Pearl Jam has never sounded as hard or direct as they do here — even on Ten there was an elasticity to the music, due in large part to Jeff Ament's winding fretless bass, that kept the record from sounding like a direct hit to the gut, which Pearl Jam certainly does. Nowhere does it sound more forceful than it does in its first half, when the tightly controlled rockers Life Wasted, World Wide Suicide, Comatose, Severed Hand, and Marker in the Sand pile up on top of each other, giving the record a genuine feeling of urgency. That insistent quality and sense of purpose doesn't let up even as they slide into the quite beautiful, lightly psychedelic acoustic pop of Parachutes, which is when the album begins to open up slightly. If the second half of the record does have a greater variety of tempos than the first, it's still heavy on rockers, ranging from the ironic easy swagger of Unemployable to the furious Big Wave, which helps set the stage for the twin closers of Come Back and Inside Job.
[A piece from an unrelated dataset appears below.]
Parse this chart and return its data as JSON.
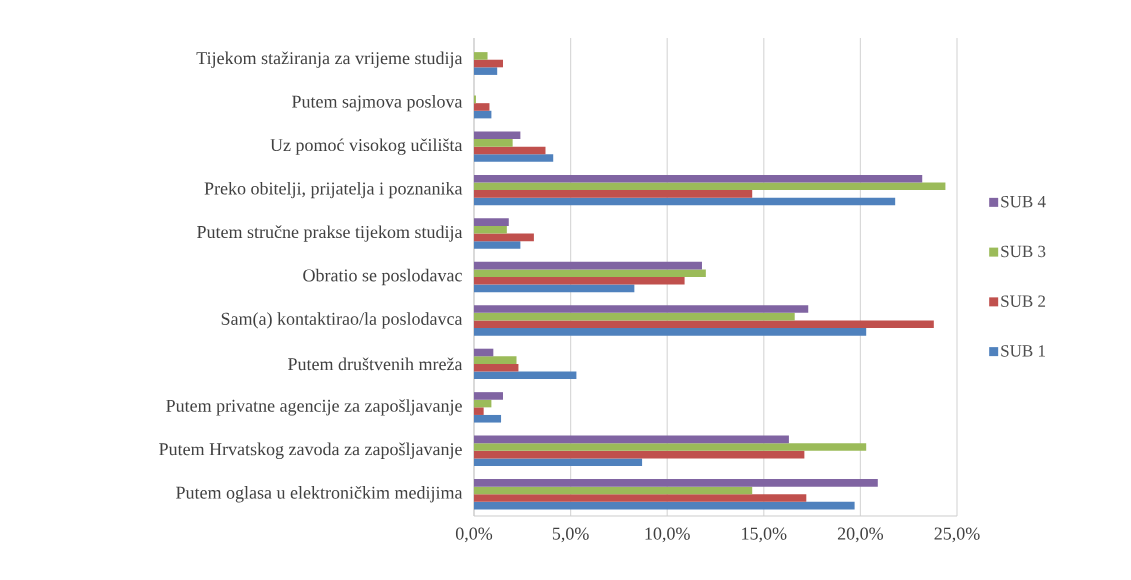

The former is a keyboard-soaked love song complete with a chilling Gossard solo, while the latter is a deliberately escalating epic that gracefully closes the album on a hopeful note – and coming after an album filled with righteous anger and frustration, it is indeed welcome.

This album achieves the grandeur, rage, and beauty Pearl Jam have always pursued

Since the general public stopped paying close attention around 1995, the band has been slowly perfecting everything it already did well, digging deeper into its roots and paying better attention to melody and songcraft. If grunge is about to make a comeback, then Eddie Vedder's band intends to side step any nostalgic scene. Arguably the godfathers of the genre, Pearl Jam's eighth studio album sometimes takes them into new subtle country rock territory which might account for the eponymous nature of the title. The band does sound reinvigorated, positively upbeat for the most part and with a musical enthusiasm that's infectious to the listener, even if you've never really been a fan. What makes Pearl Jam 2006 such an effective record is that it can be easily enjoyed as sheer music without ever digging into Vedder's lyrics. Song for song, this is their best set since Vitalogy, and the band has never sounded so purposeful on record as they do here, nor have they ever delivered a record as consistent as this. This self-titled record achieves the grandeur, rage, and beauty Pearl Jam have always pursued, throughout its entirety. And the thing that makes it work exceptionally well is that Pearl Jam has embraced everything they do well, whether it's their classicist hard rock or heart-on-sleeve humanitarianism.